Heide Orth
- Country (sports): West Germany
- Born: 10 August 1942 (age 82) Grevesmühlen, Germany
- Plays: Right-handed

Singles

Grand Slam singles results
- French Open: 2R (1974)
- Wimbledon: 3R (1968)
- US Open: 3R (1964)

Doubles
- Career titles: 4

Grand Slam doubles results
- French Open: QF (1972, 1974)
- Wimbledon: QF (1968, 1971)

Grand Slam mixed doubles results
- Australian Open: 3R (1965)
- French Open: 3R (1965)
- Wimbledon: 4R (1962)

= Heide Orth =

German tennis player

Heide Orth (née Schildknecht; born 10 August 1942) is a former tennis player from Germany.

Heide grew up in Essen in the industrial Ruhr valley and began playing tennis with her father at the age of 13. Her first major success was winning the West German Junior Championship in 1960. Heide later competed in the International Women's Circuit for many years and played for the Germany National Fed Cup team 15 times between 1964 and 1973. She won the singles title at the German national indoor championships in 1969, 1971, 1972 and 1973. Orth reached the quarterfinals in doubles at both Wimbledon and the French Open. In singles, she had wins on the women's tour against the then-reigning Wimbledon champions Virginia Wade (twice) and Evonne Goolagong.

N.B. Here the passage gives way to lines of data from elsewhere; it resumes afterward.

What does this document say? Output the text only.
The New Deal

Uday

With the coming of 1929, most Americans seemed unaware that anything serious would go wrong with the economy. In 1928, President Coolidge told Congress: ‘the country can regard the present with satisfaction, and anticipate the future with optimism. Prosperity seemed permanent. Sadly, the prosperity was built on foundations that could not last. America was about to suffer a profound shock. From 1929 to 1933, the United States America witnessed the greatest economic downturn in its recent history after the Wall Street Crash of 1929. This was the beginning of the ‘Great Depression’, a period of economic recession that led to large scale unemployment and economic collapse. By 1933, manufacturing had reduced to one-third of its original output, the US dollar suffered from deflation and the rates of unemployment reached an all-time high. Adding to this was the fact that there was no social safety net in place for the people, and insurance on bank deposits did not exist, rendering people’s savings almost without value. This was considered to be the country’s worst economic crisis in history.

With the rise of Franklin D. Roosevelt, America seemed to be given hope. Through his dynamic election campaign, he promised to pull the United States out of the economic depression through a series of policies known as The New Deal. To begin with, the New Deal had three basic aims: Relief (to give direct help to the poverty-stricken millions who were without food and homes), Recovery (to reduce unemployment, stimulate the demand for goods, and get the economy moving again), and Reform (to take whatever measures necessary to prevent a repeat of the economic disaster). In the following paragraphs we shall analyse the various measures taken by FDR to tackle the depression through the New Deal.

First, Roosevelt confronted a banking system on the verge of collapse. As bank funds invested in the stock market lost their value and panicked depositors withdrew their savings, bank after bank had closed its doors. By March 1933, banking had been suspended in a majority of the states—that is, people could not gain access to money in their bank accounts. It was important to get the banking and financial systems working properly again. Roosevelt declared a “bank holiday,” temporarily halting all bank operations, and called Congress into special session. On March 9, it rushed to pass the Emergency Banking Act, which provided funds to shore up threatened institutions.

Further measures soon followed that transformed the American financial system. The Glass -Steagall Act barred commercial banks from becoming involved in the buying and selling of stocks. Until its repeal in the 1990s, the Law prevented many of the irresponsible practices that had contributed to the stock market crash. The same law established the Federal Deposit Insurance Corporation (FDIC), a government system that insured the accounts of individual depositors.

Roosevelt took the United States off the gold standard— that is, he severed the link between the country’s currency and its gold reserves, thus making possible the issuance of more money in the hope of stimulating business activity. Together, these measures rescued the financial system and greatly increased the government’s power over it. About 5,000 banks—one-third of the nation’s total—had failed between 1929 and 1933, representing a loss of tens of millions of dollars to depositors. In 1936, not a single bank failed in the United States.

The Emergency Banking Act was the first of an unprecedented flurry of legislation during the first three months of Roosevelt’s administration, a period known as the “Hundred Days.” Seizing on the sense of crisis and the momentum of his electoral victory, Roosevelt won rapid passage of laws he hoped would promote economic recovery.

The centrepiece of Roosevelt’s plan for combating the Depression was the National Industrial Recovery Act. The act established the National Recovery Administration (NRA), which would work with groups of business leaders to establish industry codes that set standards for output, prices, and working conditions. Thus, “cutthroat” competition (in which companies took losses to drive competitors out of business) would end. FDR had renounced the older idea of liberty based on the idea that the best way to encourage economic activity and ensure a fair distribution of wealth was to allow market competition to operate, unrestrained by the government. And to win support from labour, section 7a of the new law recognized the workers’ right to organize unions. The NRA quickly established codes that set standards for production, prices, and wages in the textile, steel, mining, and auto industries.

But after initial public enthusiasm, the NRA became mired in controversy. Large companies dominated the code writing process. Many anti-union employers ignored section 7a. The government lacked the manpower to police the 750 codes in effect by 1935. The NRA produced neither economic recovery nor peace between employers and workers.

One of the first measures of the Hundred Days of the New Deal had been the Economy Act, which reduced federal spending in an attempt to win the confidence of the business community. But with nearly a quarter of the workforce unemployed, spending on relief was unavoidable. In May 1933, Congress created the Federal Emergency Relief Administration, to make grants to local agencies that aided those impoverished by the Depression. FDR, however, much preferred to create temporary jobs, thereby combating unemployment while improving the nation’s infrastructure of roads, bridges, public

Heide married Ludwig Orth in 1965 and gave birth to her son in 1970. At that time, she took over ten years to break from tennis before entering the International Tennis Federation (ITF) Senior Circuit.

According to the ITF, Heide Orth is the most successful female player worldwide in the history of Senior Tennis. She won ITF World Championships in Singles (11), in Doubles (13) and in Team (Cup) Competitions (12). She was also successful in winning more than 80 European Championships in Singles and Doubles (indoor and outdoor), as well as numerous Championships of Germany and other countries. During tournaments in the USA, she earned 45 Gold Balls for winning titles as a USA-Champion on clay and grass.

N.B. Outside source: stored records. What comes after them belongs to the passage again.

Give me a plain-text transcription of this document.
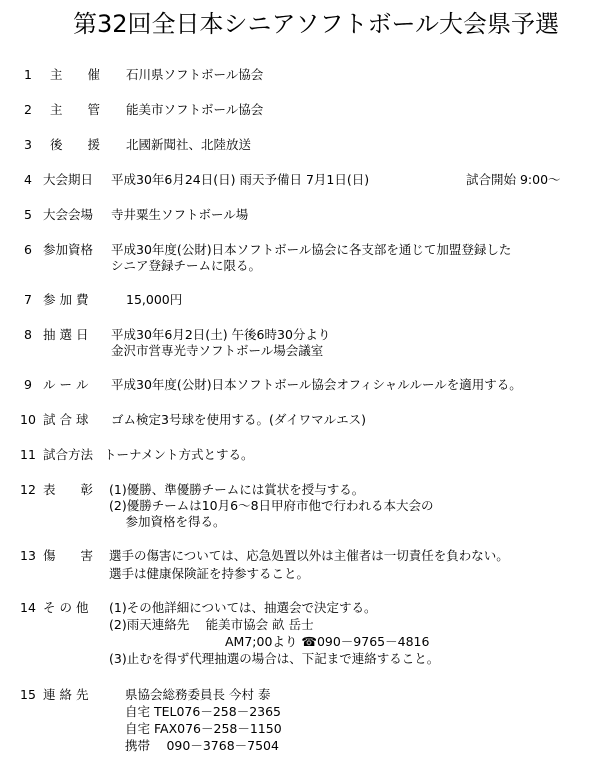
第32回全日本シニアソフトボール大会県予選
1 主　　催 石川県ソフトボール協会
2 主　　管 能美市ソフトボール協会
3 後　　援 北國新聞社、北陸放送
4 大会期日 平成30年6月24日(日) 雨天予備日 7月1日(日)	試合開始 9:00～
5 大会会場 寺井粟生ソフトボール場
6 参加資格 平成30年度(公財)日本ソフトボール協会に各支部を通じて加盟登録した
シニア登録チームに限る。
7 参 加 費	15,000円
8 抽 選 日 平成30年6月2日(土) 午後6時30分より
金沢市営専光寺ソフトボール場会議室
9 ル ー ル 平成30年度(公財)日本ソフトボール協会オフィシャルルールを適用する。
10 試 合 球 ゴム検定3号球を使用する。(ダイワマルエス)
11 試合方法 トーナメント方式とする。
12 表　　彰 (1)優勝、準優勝チームには賞状を授与する。
(2)優勝チームは10月6～8日甲府市他で行われる本大会の
　 参加資格を得る。
13 傷　　害 選手の傷害については、応急処置以外は主催者は一切責任を負わない。
選手は健康保険証を持参すること。
14 そ の 他 (1)その他詳細については、抽選会で決定する。
(2)雨天連絡先　 能美市協会 畝 岳士
AM7;00より ☎090－9765－4816
(3)止むを得ず代理抽選の場合は、下記まで連絡すること。
15 連 絡 先	県協会総務委員長 今村 泰
自宅 TEL076－258－2365
自宅 FAX076－258－1150
携帯　 090－3768－7504
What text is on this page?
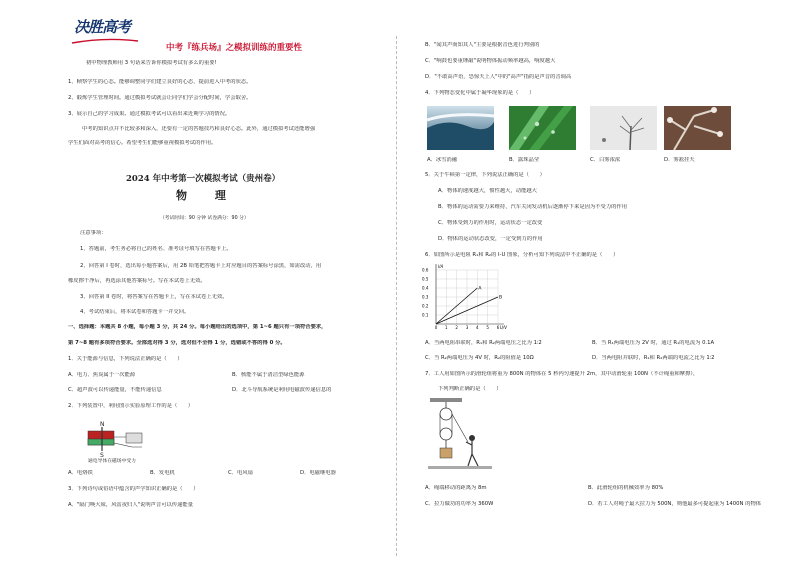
决胜高考
中考『练兵场』之模拟训练的重要性
初中物理教师用 3 句话来告诉你模拟考试有多么的重要!
1、帧察学生的心态。能够调整同学们建立良好的心态，提前进入中考的状态。
2、锻炼学生管理时间。通过模拟考试就会让同学们学会分配时间，学会取舍。
3、展示自己的学习成果。通过模拟考试可以看出来近期学习的情况。
中考的知识点并不比较多和深入，还要有一定的答题技巧和良好心态。此外，通过模拟考试还能增强
学生们面对高考的信心。希望考生们能够重视模拟考试的作用。
2024 年中考第一次模拟考试（贵州卷）
物 理
（考试时间：90 分钟 试卷满分：90 分）
注意事项：
1、答题前，考生务必将自己的姓名、准考证号填写在答题卡上。
2、回答第 I 卷时，选出每小题答案后，用 2B 铅笔把答题卡上对应题目的答案标号涂黑，如需改动，用
橡皮擦干净后，再选涂其他答案标号。写在本试卷上无效。
3、回答第 II 卷时，将答案写在答题卡上，写在本试卷上无效。
4、考试结束后，将本试卷和答题卡一并交回。
一、选择题：本题共 8 小题，每小题 3 分，共 24 分。每小题给出的选项中，第 1~6 题只有一项符合要求，
第 7~8 题有多项符合要求。全部选对得 3 分，选对但不全得 1 分，选错或不答的得 0 分。
1．关于能源与信息，下列说法正确的是（　　）
A．电力、焦炭属于一次能源	B．核能不属于清洁型绿色能源
C．超声波可以传递能量，不能传递信息	D．北斗导航系统是利用电磁波传递信息的
2．下列装置中，利用图示实验原理工作的是（　　）
N
S
通电导体在磁场中受力
A．电烙铁	B．发电机	C．电风扇	D．电磁继电器
3．下列诗句或俗语中蕴含的声学知识正确的是（　　）
A．"隔门唤大妹，风雷夜归人"说明声音可以传递能量
B．"闻其声而知其人"主要是根据音色进行判别的
C．"响鼓也要重锤敲"说明物体振动频率越高，响度越大
D．"不敢高声语，恐惊天上人"中的"高声"指的是声音的音调高
4．下列物态变化中属于凝华现象的是（　　）
A．冰雪消融	B．露珠晶莹	C．白雾浓浓	D．雾凇挂天
5．关于牛顿第一定律，下列说法正确的是（　　）
A．物体的速度越大，惯性越大，动能越大
B．物体的运动需要力来维持，汽车关闭发动机后逐渐停下来是因为不受力的作用
C．物体受到力的作用时，运动状态一定改变
D．物体的运动状态改变，一定受到力的作用
6．如图所示是电阻 R₁和 R₂的 I-U 图象，分析可知下列说法中不正确的是（　　）
0 1 2 3 4 5 6
0.1
0.2
0.3
0.4
0.5
0.6
U/V
I/A
A
B
A．当两电阻串联时，R₁和 R₂两端电压之比为 1∶2	B．当 R₁两端电压为 2V 时，通过 R₁的电流为 0.1A
C．当 R₂两端电压为 4V 时，R₂的阻值是 10Ω	D．当两电阻并联时，R₁和 R₂两端的电流之比为 1∶2
7．工人用如图所示的滑轮组将重为 800N 的物体在 5 秒内匀速提升 2m，其中动滑轮重 100N（不计绳重和摩擦），
下列判断正确的是（　　）
A．绳端移动的距离为 8m	B．此滑轮组的机械效率为 80%
C．拉力做功的功率为 360W	D．若工人对绳子最大拉力为 500N，则他最多可提起重为 1400N 的物体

Orth was a fifteen-time European Player of the Year, and she is one of only four tennis players who received the European Senior Lifetime Champion Award.

Heide Orth is the first and only female tennis player worldwide to be honoured by the ITF for Outstanding Achievements in Senior Tennis. This special award was handed over to her at the ITF World Champions Dinner in Paris on 3 June 2014.